Macacos rhesus em Cayo Santiago cuidando uns dos outros. Crédito: Alyssa Arre

Causa e efeito?

Mas o que impulsiona a relação entre a conexão social e a composição do microbioma intestinal? Distinguir entre causa e efeito não é fácil.

“A relação entre o comportamento social e a abundância microbiana pode ser o resultado direto da transmissão social de micróbios, por exemplo, através do aliciamento. Também pode ser um efeito indireto, pois macacos com menos amigos podem ficar mais estressados, o que afeta a abundância desses micróbios. Assim como o comportamento influencia o microbioma, também sabemos que é uma relação recíproca, pela qual o microbioma pode, por sua vez, afetar o cérebro e o comportamento”, afirmou Johnson.

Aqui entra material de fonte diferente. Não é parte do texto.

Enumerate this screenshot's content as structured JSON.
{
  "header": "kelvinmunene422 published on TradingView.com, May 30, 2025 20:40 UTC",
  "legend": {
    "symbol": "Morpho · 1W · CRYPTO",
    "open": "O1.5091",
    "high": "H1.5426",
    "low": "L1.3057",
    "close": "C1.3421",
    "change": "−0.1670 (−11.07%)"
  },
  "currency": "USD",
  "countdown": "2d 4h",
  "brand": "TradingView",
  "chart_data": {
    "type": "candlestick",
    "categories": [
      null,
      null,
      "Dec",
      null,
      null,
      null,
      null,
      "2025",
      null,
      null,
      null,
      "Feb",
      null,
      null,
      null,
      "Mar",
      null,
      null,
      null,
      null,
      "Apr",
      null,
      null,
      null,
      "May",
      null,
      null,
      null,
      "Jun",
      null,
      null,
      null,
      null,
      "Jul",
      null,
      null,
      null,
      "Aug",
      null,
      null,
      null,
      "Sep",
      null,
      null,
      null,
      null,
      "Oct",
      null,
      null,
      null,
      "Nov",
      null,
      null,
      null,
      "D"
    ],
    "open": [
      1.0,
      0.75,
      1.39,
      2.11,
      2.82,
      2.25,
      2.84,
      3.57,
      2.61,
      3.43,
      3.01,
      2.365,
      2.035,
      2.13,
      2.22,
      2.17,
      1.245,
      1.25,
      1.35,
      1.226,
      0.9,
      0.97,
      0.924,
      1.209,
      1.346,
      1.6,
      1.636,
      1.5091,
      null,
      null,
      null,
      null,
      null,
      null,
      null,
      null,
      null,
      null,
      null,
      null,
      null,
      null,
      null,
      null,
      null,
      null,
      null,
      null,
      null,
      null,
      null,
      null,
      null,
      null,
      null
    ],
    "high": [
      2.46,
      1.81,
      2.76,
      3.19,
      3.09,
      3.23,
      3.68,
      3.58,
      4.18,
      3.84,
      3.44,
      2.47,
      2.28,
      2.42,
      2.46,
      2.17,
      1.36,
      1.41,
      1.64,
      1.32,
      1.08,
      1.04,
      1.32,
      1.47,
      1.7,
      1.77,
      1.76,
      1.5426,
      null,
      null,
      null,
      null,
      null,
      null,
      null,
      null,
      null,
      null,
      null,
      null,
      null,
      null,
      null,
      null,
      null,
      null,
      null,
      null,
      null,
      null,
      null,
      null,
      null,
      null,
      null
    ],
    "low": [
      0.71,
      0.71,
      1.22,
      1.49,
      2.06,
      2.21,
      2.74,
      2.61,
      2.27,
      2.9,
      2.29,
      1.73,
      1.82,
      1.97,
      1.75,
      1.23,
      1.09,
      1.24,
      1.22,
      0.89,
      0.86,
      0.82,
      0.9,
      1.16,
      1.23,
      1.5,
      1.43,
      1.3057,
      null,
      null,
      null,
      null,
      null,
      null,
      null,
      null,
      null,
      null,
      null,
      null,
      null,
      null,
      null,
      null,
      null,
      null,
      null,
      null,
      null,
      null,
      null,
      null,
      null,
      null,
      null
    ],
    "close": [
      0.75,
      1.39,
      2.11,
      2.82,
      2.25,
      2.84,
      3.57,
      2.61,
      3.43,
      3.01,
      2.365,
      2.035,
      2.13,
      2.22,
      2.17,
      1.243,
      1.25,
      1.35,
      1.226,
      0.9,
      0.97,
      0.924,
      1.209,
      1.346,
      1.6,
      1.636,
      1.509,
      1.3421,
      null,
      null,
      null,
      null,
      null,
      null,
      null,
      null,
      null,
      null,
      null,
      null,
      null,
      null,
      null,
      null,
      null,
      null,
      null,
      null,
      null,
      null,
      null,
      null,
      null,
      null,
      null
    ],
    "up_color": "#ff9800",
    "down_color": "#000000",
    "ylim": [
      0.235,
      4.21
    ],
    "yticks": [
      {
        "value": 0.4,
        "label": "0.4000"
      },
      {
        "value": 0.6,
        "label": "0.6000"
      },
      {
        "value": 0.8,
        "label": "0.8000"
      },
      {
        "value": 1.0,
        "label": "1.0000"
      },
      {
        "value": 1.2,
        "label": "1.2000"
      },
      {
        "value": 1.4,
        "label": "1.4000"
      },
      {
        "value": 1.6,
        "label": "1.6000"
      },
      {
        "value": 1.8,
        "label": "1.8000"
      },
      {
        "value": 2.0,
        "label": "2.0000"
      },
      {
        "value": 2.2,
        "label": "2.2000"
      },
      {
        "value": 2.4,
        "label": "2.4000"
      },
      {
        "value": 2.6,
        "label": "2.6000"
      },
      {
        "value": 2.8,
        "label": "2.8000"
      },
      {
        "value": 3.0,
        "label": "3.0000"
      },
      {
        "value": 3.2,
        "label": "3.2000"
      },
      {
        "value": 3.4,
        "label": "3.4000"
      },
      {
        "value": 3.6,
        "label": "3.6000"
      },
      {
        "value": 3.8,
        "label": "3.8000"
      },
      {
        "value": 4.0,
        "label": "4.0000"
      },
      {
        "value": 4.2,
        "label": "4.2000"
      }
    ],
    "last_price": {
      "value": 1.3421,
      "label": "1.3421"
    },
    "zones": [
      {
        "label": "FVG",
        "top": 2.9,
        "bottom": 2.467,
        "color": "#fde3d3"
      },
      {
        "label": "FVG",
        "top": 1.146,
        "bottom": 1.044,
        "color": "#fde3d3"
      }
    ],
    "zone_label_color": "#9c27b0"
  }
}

O coautor dr. Robin Dunbar, professor do Departamento de Psicologia Experimental da Universidade de Oxford, disse: “Como nossa sociedade está substituindo cada vez mais as interações online pelas da vida real, essas importantes descobertas da pesquisa sublinham o fato de que, como primatas, evoluímos não apenas em um mundo social, mas também em um mundo microbiano.”